2. Relevance – What are the implications for the programme of changes in the wider socio-economic environment and in the context of overall Government policy?
3. Effectiveness – Is the programme meeting its financial and physical objectives?
4. Efficiency – Could more be achieved for the resources invested?
5. Impact – What socio-economic changes can be attributed to the programme. Most projects will be considered in the context of a sponsoring agency’s business plan or a multi-annual investment programme. The Sanctioning Authority should ensure that there is adequate consultation between sponsoring agencies, relevant Departments and public bodies having functional responsibilities in the sector or cross-sectoral responsibilities.

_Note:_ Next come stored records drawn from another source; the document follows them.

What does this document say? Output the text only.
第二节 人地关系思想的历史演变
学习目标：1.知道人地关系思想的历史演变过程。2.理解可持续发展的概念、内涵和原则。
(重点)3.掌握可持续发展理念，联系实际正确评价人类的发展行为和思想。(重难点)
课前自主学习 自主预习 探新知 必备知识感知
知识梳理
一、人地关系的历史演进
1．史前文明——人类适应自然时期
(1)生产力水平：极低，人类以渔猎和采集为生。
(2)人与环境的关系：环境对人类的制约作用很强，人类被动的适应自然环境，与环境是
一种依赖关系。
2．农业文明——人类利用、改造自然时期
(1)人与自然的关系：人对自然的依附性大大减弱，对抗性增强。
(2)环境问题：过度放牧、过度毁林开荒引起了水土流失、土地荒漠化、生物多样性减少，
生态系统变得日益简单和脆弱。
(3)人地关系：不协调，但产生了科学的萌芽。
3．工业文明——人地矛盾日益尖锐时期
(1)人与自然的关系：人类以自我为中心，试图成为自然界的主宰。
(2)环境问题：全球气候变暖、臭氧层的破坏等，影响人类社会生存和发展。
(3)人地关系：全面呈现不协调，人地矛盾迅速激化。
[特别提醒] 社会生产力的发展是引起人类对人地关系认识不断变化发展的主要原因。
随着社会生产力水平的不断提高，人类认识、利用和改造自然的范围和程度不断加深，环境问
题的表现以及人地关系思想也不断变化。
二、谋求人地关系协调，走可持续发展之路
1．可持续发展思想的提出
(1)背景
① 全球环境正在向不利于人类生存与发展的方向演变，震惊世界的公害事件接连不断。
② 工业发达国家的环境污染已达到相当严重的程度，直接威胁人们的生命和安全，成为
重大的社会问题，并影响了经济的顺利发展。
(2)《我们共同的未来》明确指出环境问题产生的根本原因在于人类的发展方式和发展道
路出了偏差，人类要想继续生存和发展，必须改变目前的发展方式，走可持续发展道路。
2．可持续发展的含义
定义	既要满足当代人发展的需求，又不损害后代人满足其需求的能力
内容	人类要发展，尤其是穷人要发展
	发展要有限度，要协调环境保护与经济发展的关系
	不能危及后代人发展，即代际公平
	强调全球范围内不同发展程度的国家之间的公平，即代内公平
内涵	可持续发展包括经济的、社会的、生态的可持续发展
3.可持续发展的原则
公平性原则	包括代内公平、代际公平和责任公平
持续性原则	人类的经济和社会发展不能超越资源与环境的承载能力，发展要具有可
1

Cost-Benefit or Cost-Effectiveness Analysis?
There are two basic forms of economic analysis, one of which should be applied in the appraisal of each non-commercial investment proposal valued over €20m (see figure 6 below):
The general principle of cost-benefit analysis (CBA) is to assess whether or not the social and economic benefits associated with a project are greater than its social and economic costs.
Cost-effectiveness analysis (CEA) compares the costs of different ways of achieving a particular objective. A choice can then be made as to which of these options (which all achieve the same or similar ends) is preferable. Cost-benefit and Cost-effectiveness analysis are very similar. Ideally, cost-benefit analysis would always be undertaken. However, there are situations where significant costs or benefits associated with a project cannot be quantified or valued, and where this occurs cost effectiveness analysis may have to be relied on. CEA is employed to determine the least cost way of determining the project objective. Whether undertaking cost-benefit or cost-effectiveness analysis, a number of important considerations arise:
- There may be significant costs or benefits which do not affect the Sponsoring Agency but which are important to other persons or agencies or to society in general. These are usually called ‘externalities’ (i.e. they are external to the sponsor’s direct concerns).
- There may be no market prices available for evaluating some costs or benefits associated with project options as they may not be traded items.
- In some cases, though resources consumed and outputs produced may be traded, the prices may not reflect the real value to society of those resources or outputs.
For further information on Appraisal Techniques see Document D.01.
Project Finance including PPPs:
The Sponsoring Agency is required to seek the advice of the NDFA on all projects above €20 million and should do so at preliminary appraisal stage and in any event no later than before tender documents are finalised. The Agency’s statutory functions include advising public bodies on the optimum means of financing the cost of public investment projects to achieve value for money and providing advice in relation to all aspects of financing, refinancing and insurance including risk analysis of public investment projects.
The option of procuring a project by PPP for projects costing over €20m should be considered by the sponsoring agency as part of the project appraisal. The separate Guidelines on Public Private Partnerships should be followed when considering the PPP option – see www.ppp.gov.ie.